Jobs I Will Not Have With Children on My Face
Parenting has revealed to me that many of the second career options I’ve held out for myself since I had children might be fantasies. For instance, as I examined my C-section scar the other day and contemplated what a perfect shelf it is for my blubber, I thought there will be no Diablo Coty shakin’ my cooze for cash. Not that I wanted to be a stripper, but I would like to be a writer. And, truth be told, it’s better for a writer to have been a stripper. Well, that’s not going to happen now. And, fully-clothed writing doesn’t really happen either, because I don’t have a nanny and without one, my beautiful children remain affixed to my face and it’s hard to see the computer screen that way. There was something I vaguely remember about finally becoming good with numbers and through some illegal leaps of storytelling, finding myself “handling” money in Brazil or Argentina.

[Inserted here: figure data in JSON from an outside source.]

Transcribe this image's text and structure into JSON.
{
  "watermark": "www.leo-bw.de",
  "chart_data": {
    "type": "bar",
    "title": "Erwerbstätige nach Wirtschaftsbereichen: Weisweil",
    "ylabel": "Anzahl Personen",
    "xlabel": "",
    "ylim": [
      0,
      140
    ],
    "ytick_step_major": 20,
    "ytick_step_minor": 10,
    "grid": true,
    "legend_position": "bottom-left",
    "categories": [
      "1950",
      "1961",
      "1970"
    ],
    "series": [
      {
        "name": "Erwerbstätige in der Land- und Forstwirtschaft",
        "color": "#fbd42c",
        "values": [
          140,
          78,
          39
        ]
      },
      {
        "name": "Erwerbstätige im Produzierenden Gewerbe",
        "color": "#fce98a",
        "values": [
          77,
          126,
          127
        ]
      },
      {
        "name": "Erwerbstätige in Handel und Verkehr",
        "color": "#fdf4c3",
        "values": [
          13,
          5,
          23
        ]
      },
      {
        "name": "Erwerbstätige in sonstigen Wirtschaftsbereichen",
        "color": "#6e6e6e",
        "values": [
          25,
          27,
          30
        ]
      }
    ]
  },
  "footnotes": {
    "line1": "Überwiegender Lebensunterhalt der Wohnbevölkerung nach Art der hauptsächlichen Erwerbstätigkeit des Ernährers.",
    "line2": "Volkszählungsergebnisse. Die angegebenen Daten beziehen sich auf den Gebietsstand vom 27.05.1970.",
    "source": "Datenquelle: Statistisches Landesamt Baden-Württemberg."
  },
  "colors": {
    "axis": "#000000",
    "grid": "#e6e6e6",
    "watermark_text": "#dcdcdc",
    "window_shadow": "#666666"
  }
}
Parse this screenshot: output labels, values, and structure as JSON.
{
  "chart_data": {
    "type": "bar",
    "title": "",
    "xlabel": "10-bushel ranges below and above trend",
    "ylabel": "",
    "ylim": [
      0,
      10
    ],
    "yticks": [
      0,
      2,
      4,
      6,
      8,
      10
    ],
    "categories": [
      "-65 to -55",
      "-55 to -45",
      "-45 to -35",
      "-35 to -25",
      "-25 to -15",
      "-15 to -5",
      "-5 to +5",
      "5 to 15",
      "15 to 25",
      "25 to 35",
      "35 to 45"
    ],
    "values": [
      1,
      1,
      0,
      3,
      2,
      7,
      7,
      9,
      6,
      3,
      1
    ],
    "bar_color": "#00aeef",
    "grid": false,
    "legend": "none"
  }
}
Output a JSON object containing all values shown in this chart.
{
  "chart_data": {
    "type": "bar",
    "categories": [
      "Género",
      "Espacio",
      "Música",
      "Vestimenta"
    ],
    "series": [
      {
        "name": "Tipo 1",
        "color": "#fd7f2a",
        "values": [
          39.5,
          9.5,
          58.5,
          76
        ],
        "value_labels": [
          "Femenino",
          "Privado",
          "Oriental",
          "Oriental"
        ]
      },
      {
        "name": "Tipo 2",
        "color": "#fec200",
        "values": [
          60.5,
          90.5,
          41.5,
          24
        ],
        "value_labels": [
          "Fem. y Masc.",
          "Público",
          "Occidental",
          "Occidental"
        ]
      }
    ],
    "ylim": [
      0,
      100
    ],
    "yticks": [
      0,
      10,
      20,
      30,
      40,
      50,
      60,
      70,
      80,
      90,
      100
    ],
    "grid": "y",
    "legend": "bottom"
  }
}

Pathetic. Tug Boat captain, sharp shooter, dolphin trainer, welder – I could go on, but one can’t do any of these with kids on your face.
So, how will I define myself and what is my future now? I feel disappointment from my ‘no-kid friends’ at my disorganization and drift. At dinner parties, I have to brave the question “And, what do you do?” from the new acquaintances my old friends have replaced me with. “I’m a mom,” I respond. Sometimes, I beat out “I just take care of my kids” and try not to look down right away. The new person stares bravely at me throughout and comes back with something like “Well, you work harder than all of us!”
All around condescending chuckles at the table and then I dig into my liquor, feeling myself drift above the table and observe it from my perch of alienated melancholy.
And yet, I want to be home with my children. My kids are not going to wait until the work day is through to experience their lives with me. I was burnt out and bored with acting, but find myself feeling adrift now. What’s wrong with being a mother? Why isn’t it enough? Enough for whom and for what? Part of the problem for me is the seismic shift that occurred between me and my friends who have not and may never have children.
I don’t feel like I have changed that much, but my life has. Now I’m supposed to keep company with people because we have kids in common? What about beyond that? My job was how I identified myself, what now?